“What might be accepted as just good old American independence in someone else would be insufferable arrogance in me.”— James Baldwin, “Previous Condition” (1948)
Happy birthday to the author and intellectual James Baldwin (1924-1987), who would be 91 today and whose words ring fresh and true into our time. At the crossroads where ongoing racial injustice and new rights for queer Americans meet, Baldwin deserves to be remembered as a civil rights icon who insisted on his human dignity as both an uncringing descendant of slaves and a bold “sexual heretic,” as he put it. Baldwin spoke, wrote and marched for full civic equality. But although he is worthy of the memes now circulating the Internet with his compelling face above a snatch of his wise words—worthy, too, of being held up as a possible exemplar for modern writers like Ta-Nehisi Coates—Baldwin cannot be reduced to a meme. No American of the 20th century resisted slogans more strenuously than this carefully nuanced thinker, and understanding him in light of his historical moment makes him an even more powerful necessary beacon for ours.
As American intellectuals go, Baldwin was not exactly born to privilege. At 3 he had never known his father when his mother married the man who gave Baldwin his surname and a great deal of abuse, although Baldwin never called it that. He called it “cruelty, to our bodies and our minds,” and while Baldwin tried to protect his eight younger siblings from their father’s rages, he could not help believing that he was “ugly,” as his stepfather said, that his slight size was a problem, and that his sexual attraction to boys was a sin. Yet Baldwin also understood how his stepfather turned his hatred of being oppressed into toxic bitterness and how living this way destroyed him. Baldwin determined to fight injustice and to begin the fight inside, “to keep my own heart free of hatred and despair.” This was no small struggle in Jim Crow America.

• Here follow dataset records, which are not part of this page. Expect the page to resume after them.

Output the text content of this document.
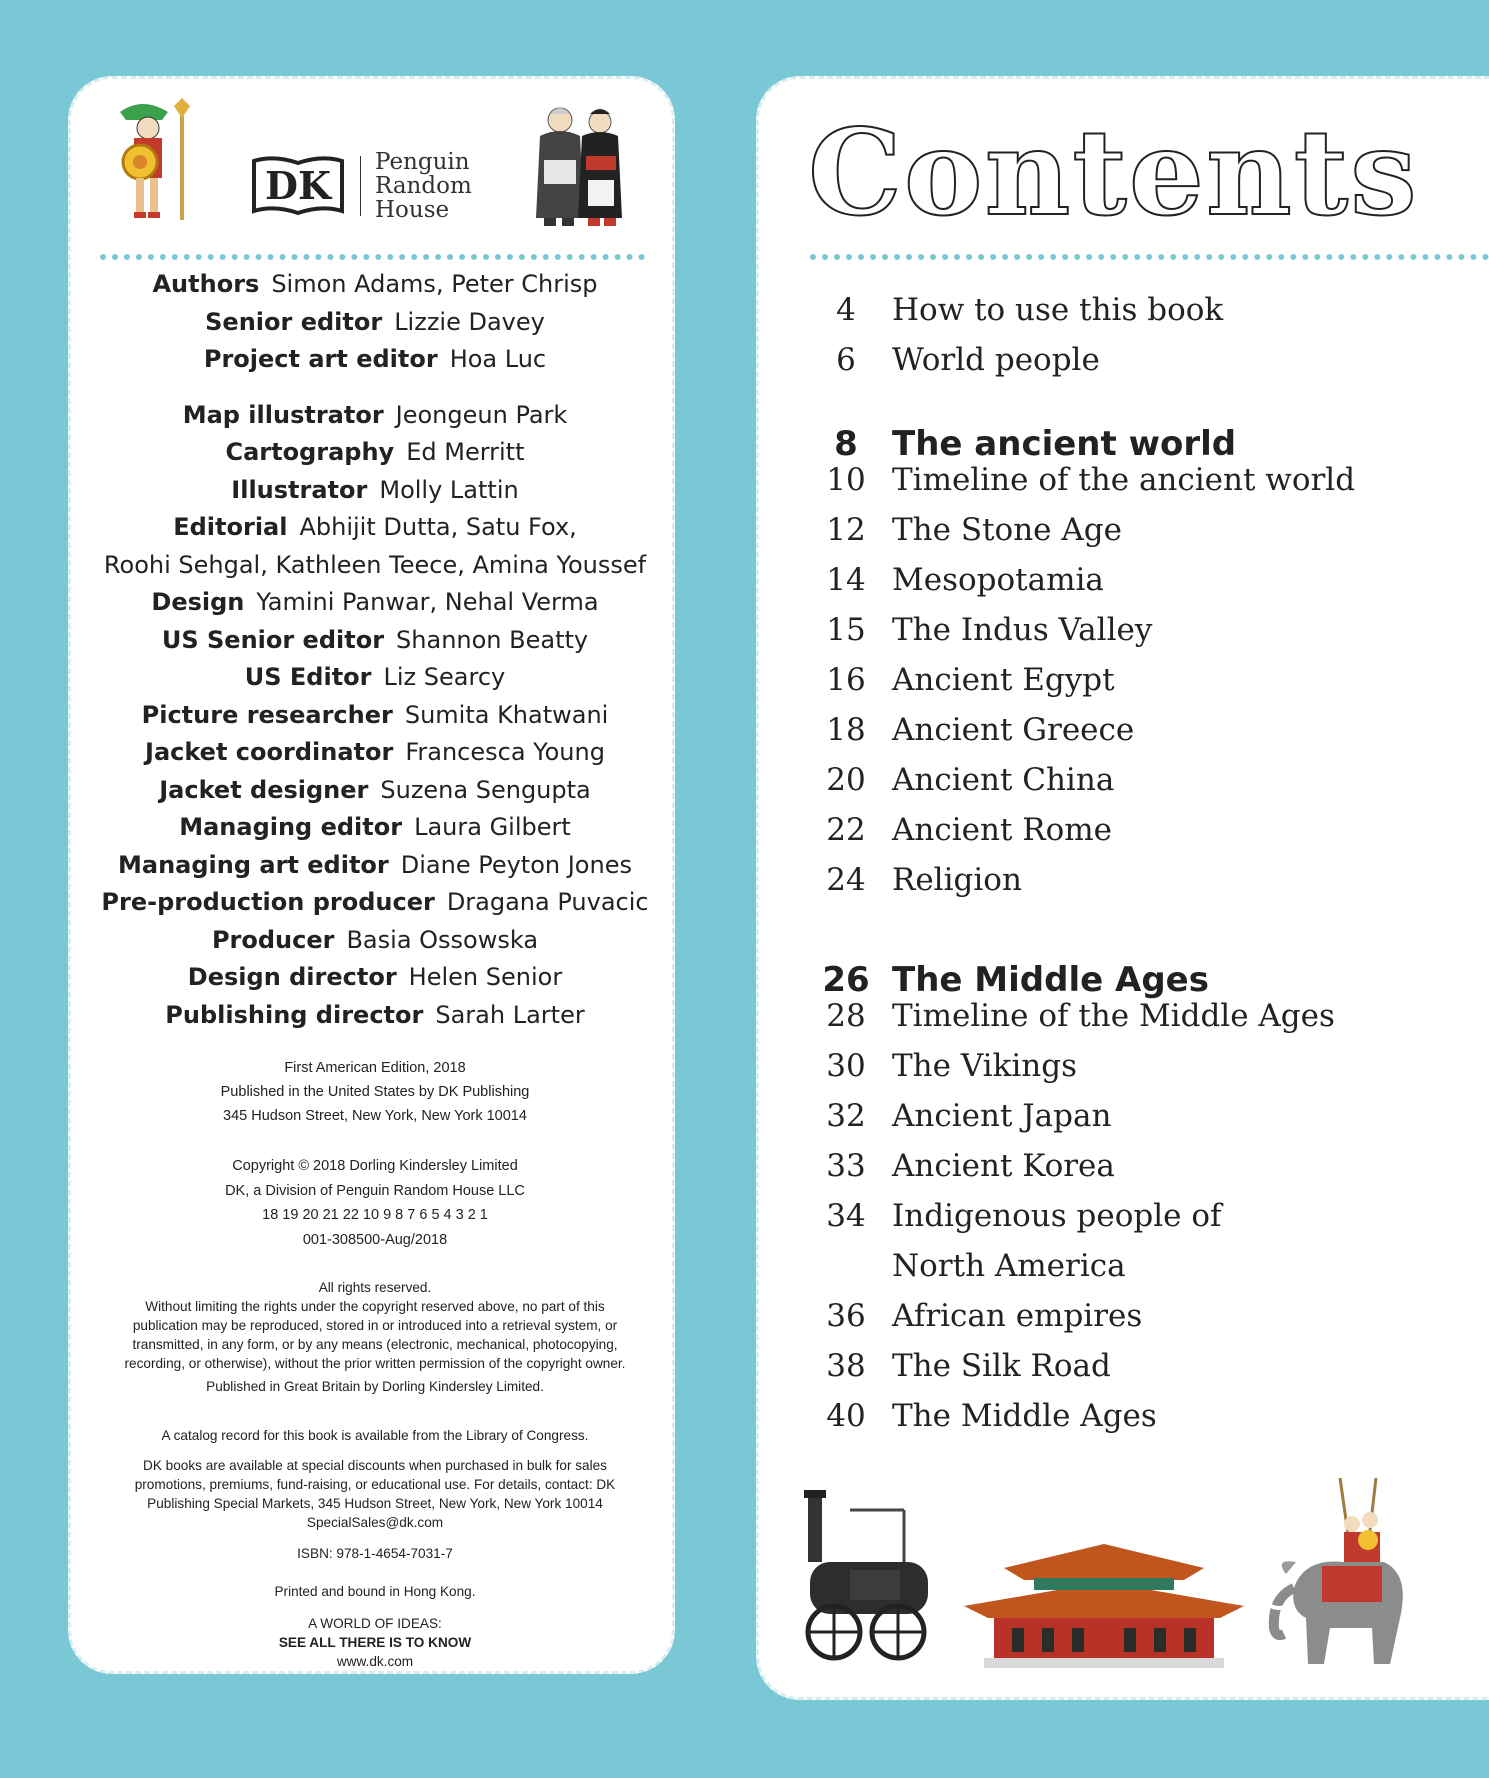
DK
Penguin
Random
House
Authors Simon Adams, Peter Chrisp
Senior editor Lizzie Davey
Project art editor Hoa Luc
Map illustrator Jeongeun Park
Cartography Ed Merritt
Illustrator Molly Lattin
Editorial Abhijit Dutta, Satu Fox,
Roohi Sehgal, Kathleen Teece, Amina Youssef
Design Yamini Panwar, Nehal Verma
US Senior editor Shannon Beatty
US Editor Liz Searcy
Picture researcher Sumita Khatwani
Jacket coordinator Francesca Young
Jacket designer Suzena Sengupta
Managing editor Laura Gilbert
Managing art editor Diane Peyton Jones
Pre-production producer Dragana Puvacic
Producer Basia Ossowska
Design director Helen Senior
Publishing director Sarah Larter

First American Edition, 2018

Published in the United States by DK Publishing

345 Hudson Street, New York, New York 10014

Copyright © 2018 Dorling Kindersley Limited

DK, a Division of Penguin Random House LLC

18 19 20 21 22 10 9 8 7 6 5 4 3 2 1

001-308500-Aug/2018

All rights reserved.

Without limiting the rights under the copyright reserved above, no part of this

publication may be reproduced, stored in or introduced into a retrieval system, or

transmitted, in any form, or by any means (electronic, mechanical, photocopying,

recording, or otherwise), without the prior written permission of the copyright owner.

Published in Great Britain by Dorling Kindersley Limited.

A catalog record for this book is available from the Library of Congress.

DK books are available at special discounts when purchased in bulk for sales

promotions, premiums, fund-raising, or educational use. For details, contact: DK

Publishing Special Markets, 345 Hudson Street, New York, New York 10014

SpecialSales@dk.com

ISBN: 978-1-4654-7031-7

Printed and bound in Hong Kong.

A WORLD OF IDEAS:

SEE ALL THERE IS TO KNOW

www.dk.com

Contents
4	How to use this book
6	World people
8	The ancient world
10 Timeline of the ancient world
12 The Stone Age
14 Mesopotamia
15 The Indus Valley
16 Ancient Egypt
18 Ancient Greece
20 Ancient China
22 Ancient Rome
24 Religion
26 The Middle Ages
28 Timeline of the Middle Ages
30 The Vikings
32 Ancient Japan
33 Ancient Korea
34 Indigenous people of
North America
36 African empires
38 The Silk Road
40 The Middle Ages
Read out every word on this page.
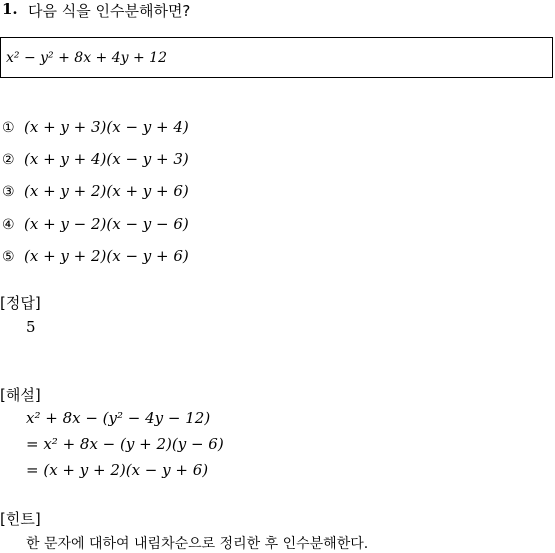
1. 다음 식을 인수분해하면?
x² − y² + 8x + 4y + 12
① (x + y + 3)(x − y + 4)
② (x + y + 4)(x − y + 3)
③ (x + y + 2)(x + y + 6)
④ (x + y − 2)(x − y − 6)
⑤ (x + y + 2)(x − y + 6)
[정답]
5
[해설]
x² + 8x − (y² − 4y − 12)
= x² + 8x − (y + 2)(y − 6)
= (x + y + 2)(x − y + 6)
[힌트]
한 문자에 대하여 내림차순으로 정리한 후 인수분해한다.
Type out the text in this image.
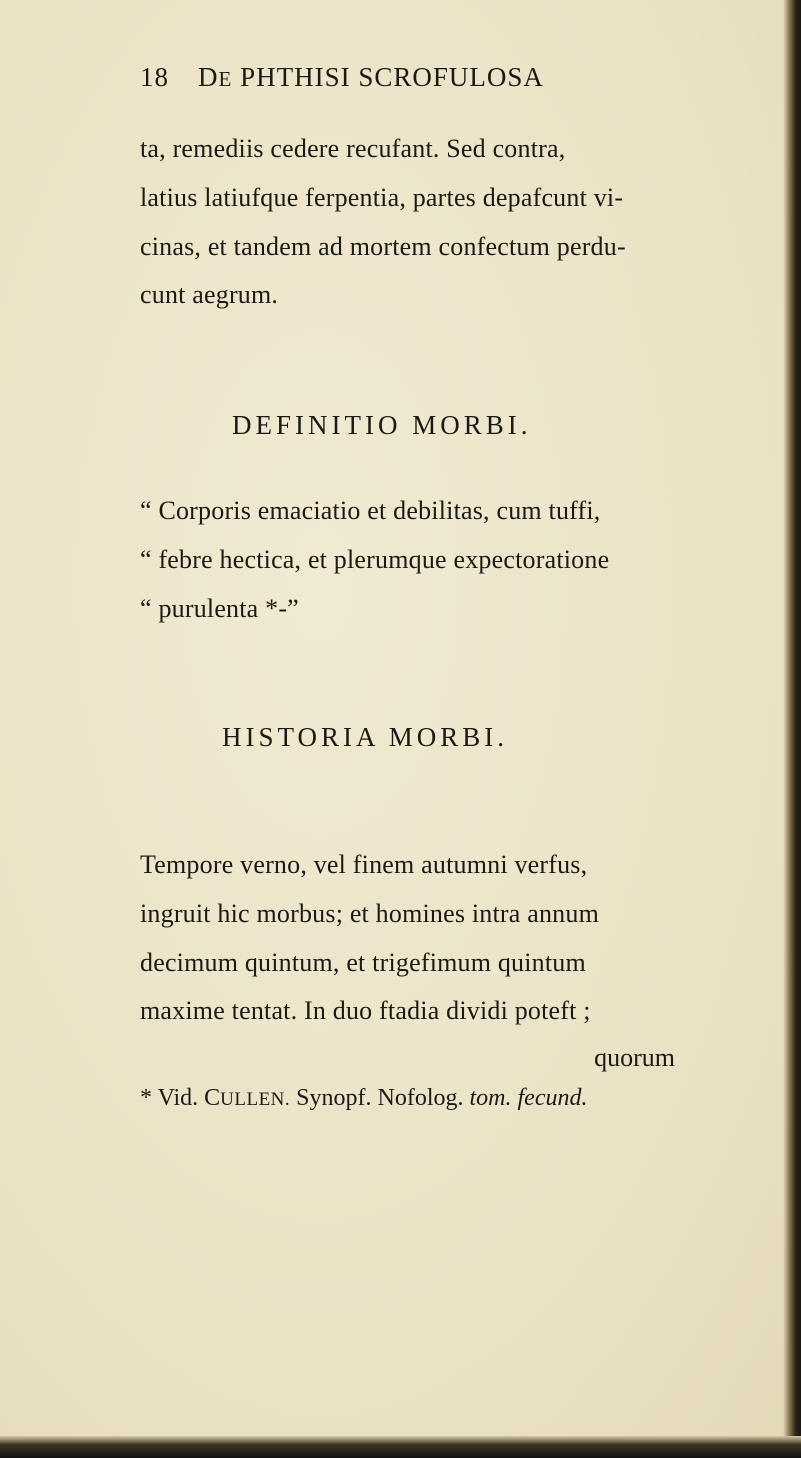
18 DE PHTHISI SCROFULOSA
ta, remediis cedere recufant. Sed contra,
latius latiufque ferpentia, partes depafcunt vi-
cinas, et tandem ad mortem confectum perdu-
cunt aegrum.
DEFINITIO MORBI.
“ Corporis emaciatio et debilitas, cum tuffi,
“ febre hectica, et plerumque expectoratione
“ purulenta *-”
HISTORIA MORBI.
Tempore verno, vel finem autumni verfus,
ingruit hic morbus; et homines intra annum
decimum quintum, et trigefimum quintum
maxime tentat. In duo ftadia dividi poteft ;
quorum
* Vid. CULLEN. Synopf. Nofolog. tom. fecund.
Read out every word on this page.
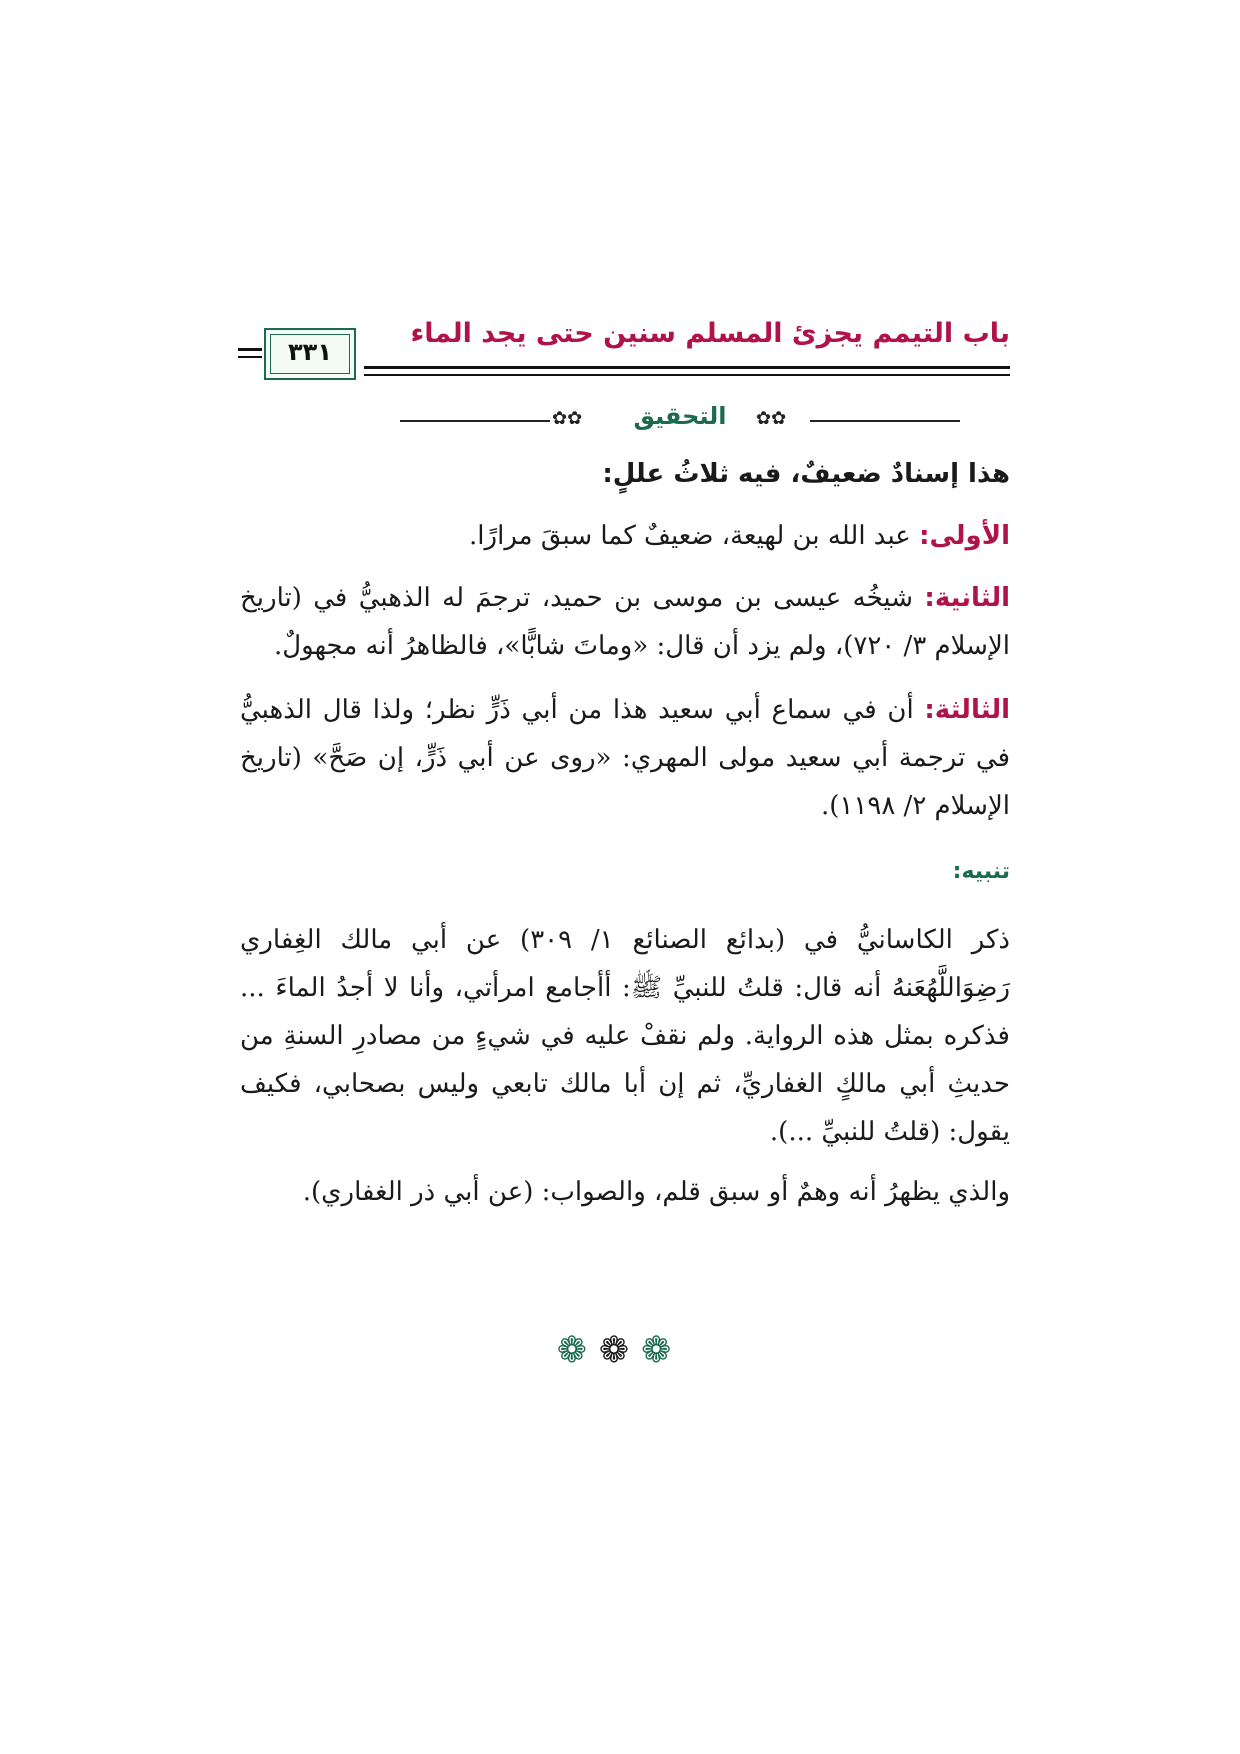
باب التيمم يجزئ المسلم سنين حتى يجد الماء
٣٣١
✿✿	التحقيق	✿✿
هذا إسنادٌ ضعيفٌ، فيه ثلاثُ عللٍ:
الأولى: عبد الله بن لهيعة، ضعيفٌ كما سبقَ مرارًا.
الثانية: شيخُه عيسى بن موسى بن حميد، ترجمَ له الذهبيُّ في (تاريخ الإسلام ٣/ ٧٢٠)، ولم يزد أن قال: «وماتَ شابًّا»، فالظاهرُ أنه مجهولٌ.
الثالثة: أن في سماع أبي سعيد هذا من أبي ذَرٍّ نظر؛ ولذا قال الذهبيُّ في ترجمة أبي سعيد مولى المهري: «روى عن أبي ذَرٍّ، إن صَحَّ» (تاريخ الإسلام ٢/ ١١٩٨).
تنبيه:
ذكر الكاسانيُّ في (بدائع الصنائع ١/ ٣٠٩) عن أبي مالك الغِفاري رَضِوَاللَّهُعَنهُ أنه قال: قلتُ للنبيِّ ﷺ: أأجامع امرأتي، وأنا لا أجدُ الماءَ ... فذكره بمثل هذه الرواية. ولم نقفْ عليه في شيءٍ من مصادرِ السنةِ من حديثِ أبي مالكٍ الغفاريِّ، ثم إن أبا مالك تابعي وليس بصحابي، فكيف يقول: (قلتُ للنبيِّ ...).
والذي يظهرُ أنه وهمٌ أو سبق قلم، والصواب: (عن أبي ذر الغفاري).
❁❁❁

The family was impoverished, partly because of the Great Depression that hit Harlem harder than other places, partly because of the structural inequality that kept the descendants of slaves poor, and partly because of his stepfather’s inability, as a minister, to keep a congregation happy for long. At home, Baldwin sunned in his mother’s love and cared for his little sisters and brothers, changing diapers, minding the little ones and reprimanding the older ones. He waited until they were all asleep to read the books he ingested like food, he said, on loan from the public library.
Those books: Baldwin cannot be understood apart from those books. He read Charles Dickens and Honoré de Balzac, Fyodor Dostoevsky and Henry James, the entire canon of Western literature, which he made his own. There were no black stars in Baldwin’s early literary pantheon, but there was Frederick Douglass Junior High, a namesake who prefigured Baldwin’s mastery of high American English and code-switching. Baldwin attended a socially conscious, artistically serious high school in the Bronx, leaving the province of black Harlem for the integrated city of “Fame,” as Baldwin emblazoned his yearbook profile. He wanted to succeed on the scale of timeless literary excellence.
Before success came many years of writing articles, reviewing books he disliked and hustling for both sustenance and shelter. His first published short story, “Previous Condition” (1948), fictionalizes the experience of housing discrimination in New York. Evading his landlady to prevent being evicted for his color, the black protagonist fights anger and depression. “What might be accepted as just good old American independence in someone else,” the desperate protagonist thinks, “would be insufferable arrogance in me.” In that one line Baldwin named the riddle of the “American Dilemma,” as the Swedish sociologist Gunnar Myrdal titled his book of 1944, contrasting the widespread American belief in the creed of social equality against the equally widespread practice of racial discrimination. Baldwin simultaneously contested this creed and lived by it. “I would not allow myself to be defined by other people,” Baldwin later remembered of these years, “white or black.”
Baldwin’s intellectual independence drove his writing, both the polemical essays and the exploratory fiction. In “Everybody’s Protest Novel” (1949), Baldwin criticized a novel by his mentor and friend, the black novelist Richard Wright, by lumping it together with the 1852 antislavery novel “Uncle Tom’s Cabin,” by Harriet Beecher Stowe. All that Dickens and James had conditioned Baldwin to read Stowe’s sentimental book as the propaganda it was, demanding of Uncle Tom such sexless purity that it reinforced the binary Baldwin would destroy, blackness and whiteness as separate, meaningful, hierarchically ordered categories. A character who was only two-dimensional, like Uncle Tom or Wright’s Bigger Thomas, could not be fully human—and Baldwin was determined to manifest his full humanity and to create space for others to do the same.
“[O]ur humanity is our burden, our life,” Baldwin said in his conclusion to that essay. “The failure of the protest novel lies in its rejection of life, the human being, the denial of his beauty, dread, power, in its insistence that it is his categorization alone which is real and which cannot be transcended.”